Marcelo Figueras
Adoro las malas palabras. Pocos placeres más exquisitos que el de una palabrota bien empleada. Siempre fui un boca sucia, a lo que debo el dudoso privilegio de haberle enseñado a mi hermano menor su primer vocablo –que no fue mamá, por cierto.
Me encanta aprender insultos en otros idiomas. La capacidad de síntesis del inglés, ya de por sí notable, se supera a sí misma en el insulto que contiene la tragedia de Edipo en un único término: motherfucker. Hay palabrotas en francés y en alemán que me parecen deliciosas: merde, scheisse –que significan lo mismo. Pero ningún idioma ofrece tal profusión en la materia como el nuestro. Por eso disfruté la presentación con que Roberto Fontanarrosa abrió el último Congreso de la Lengua en Rosario, dedicada por completo al tema.
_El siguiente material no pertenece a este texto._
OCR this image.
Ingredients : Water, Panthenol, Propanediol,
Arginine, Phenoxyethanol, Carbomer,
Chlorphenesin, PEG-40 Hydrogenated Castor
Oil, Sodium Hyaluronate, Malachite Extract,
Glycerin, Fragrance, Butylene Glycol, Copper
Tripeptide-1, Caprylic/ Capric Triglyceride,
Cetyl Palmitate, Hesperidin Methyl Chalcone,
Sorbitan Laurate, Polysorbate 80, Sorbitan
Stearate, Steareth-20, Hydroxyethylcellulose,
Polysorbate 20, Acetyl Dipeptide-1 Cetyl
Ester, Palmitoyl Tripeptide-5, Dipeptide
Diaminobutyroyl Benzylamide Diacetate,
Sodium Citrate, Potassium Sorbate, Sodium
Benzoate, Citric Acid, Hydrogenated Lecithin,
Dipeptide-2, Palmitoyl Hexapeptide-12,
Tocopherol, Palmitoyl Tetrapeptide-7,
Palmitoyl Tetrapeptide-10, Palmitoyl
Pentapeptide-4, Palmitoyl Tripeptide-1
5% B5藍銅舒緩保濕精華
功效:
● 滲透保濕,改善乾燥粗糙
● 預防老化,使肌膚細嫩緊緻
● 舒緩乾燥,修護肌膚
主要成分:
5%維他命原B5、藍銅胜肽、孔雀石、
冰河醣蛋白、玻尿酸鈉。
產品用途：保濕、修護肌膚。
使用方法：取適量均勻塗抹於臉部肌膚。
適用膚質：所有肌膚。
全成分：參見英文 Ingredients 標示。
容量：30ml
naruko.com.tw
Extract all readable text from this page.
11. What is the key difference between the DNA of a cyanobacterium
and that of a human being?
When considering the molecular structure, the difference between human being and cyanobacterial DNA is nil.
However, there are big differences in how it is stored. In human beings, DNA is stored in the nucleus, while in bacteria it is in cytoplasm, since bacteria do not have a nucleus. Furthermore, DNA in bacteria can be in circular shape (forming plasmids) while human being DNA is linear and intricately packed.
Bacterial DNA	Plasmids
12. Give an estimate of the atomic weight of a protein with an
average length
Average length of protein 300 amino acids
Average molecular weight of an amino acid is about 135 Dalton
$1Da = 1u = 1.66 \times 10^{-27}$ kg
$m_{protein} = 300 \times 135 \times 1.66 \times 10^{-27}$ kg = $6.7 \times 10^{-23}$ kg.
Cada país o región de nuestro continente idiomático ofrece sus propias invenciones. Mi amigo Pasqual, catalán y fotógrafo (en ese orden), me enseñó que en México, donde vivió algunos años siguiendo las andanzas del subcomandante Marcos, se le dice joto a lo que nosotros, en la Argentina, denominamos puto. Anoche Santiago Roncagliolo, que está en Buenos Aires en plena gira del premio Alfaguara, aportó algo que le dijeron en Cuba y que suena similar a chichirimichi, aunque no pudo dar precisiones respecto de su significado.
Con otro amigo, el productor mexicano Matthias Ehrenberg, nos juramos que algún día armaríamos un diccionario de insultos del habla hispana. Nos ganó de mano un par de autores, que acaban de editar aquí una compilación sobre el tema. (Me guardaré sus nombres por despecho, y además porque no los recuerdo.) Pero aunque su libro coleccione palabrotas, presumo que no debe incluir expresiones insultantes, que suelen ser aún más coloridas y creativas que las palabras a secas. La que más nos hacer reír a Matthias y a mí es una mexicana: decir que a alguien le hace agua la canoa es mucho más simpático que decirle joto a secas. (Pido perdón por la incorrección política de quien escribe, pero es difícil manejar insultos sin salpicar a nadie. Si alguien se ofende, aceptaré sus insultos con la mayor gracia posible.)
Resultan llamativos los casos en que los insultos pierden su valor agraviante para convertirse en otra cosa. Aquí el término descamisados, con que cierta clase social insultaba a los peronistas de los años 40, terminó reivindicado como una bandera. El tan argentino boludo se transformó en la palabra más usada por los adolescentes de hoy, reeditando la ubicuidad del che de otras épocas. Y las que más usan el término son, paradójicamente, las mujeres: se la pasan todo el tiempo diciendo boluda, ¿viste?, no sabés, boluda, ay, boluda, ¡cómo te quiero!
En lo que presumo un acto de justicia poética, mi hermano, que acaba de regresar de su primer periplo europeo, me trajo un montón de imanes para la heladera que reproducen insultos shakespirianos. Porque la inventiva del William también era elefantiásica en esta materia. Me encantan expresiones como bolting-hutch of beastliness, de Henry IV, Part I. Y Thou crusty batch of nature, de Troiluis and Cressida. Y cream faced loon, de Macbeth. Y Thou elvish-mark’d, abortive, rooting hog, de Richard III. Lástima que mi favorito entre los insultos shakespirianos no figura en ninguno de los imanes: es el You base football player que Kent profiere en el primer acto de King Lear. Decirle a alguien que es un vulgar futbolista es mi idea de un insulto perfecto, dado que detesto el fútbol. (Y en la inminencia del mundial, mucho más.)
Sí, ya lo sé. Soy un argentino extraño.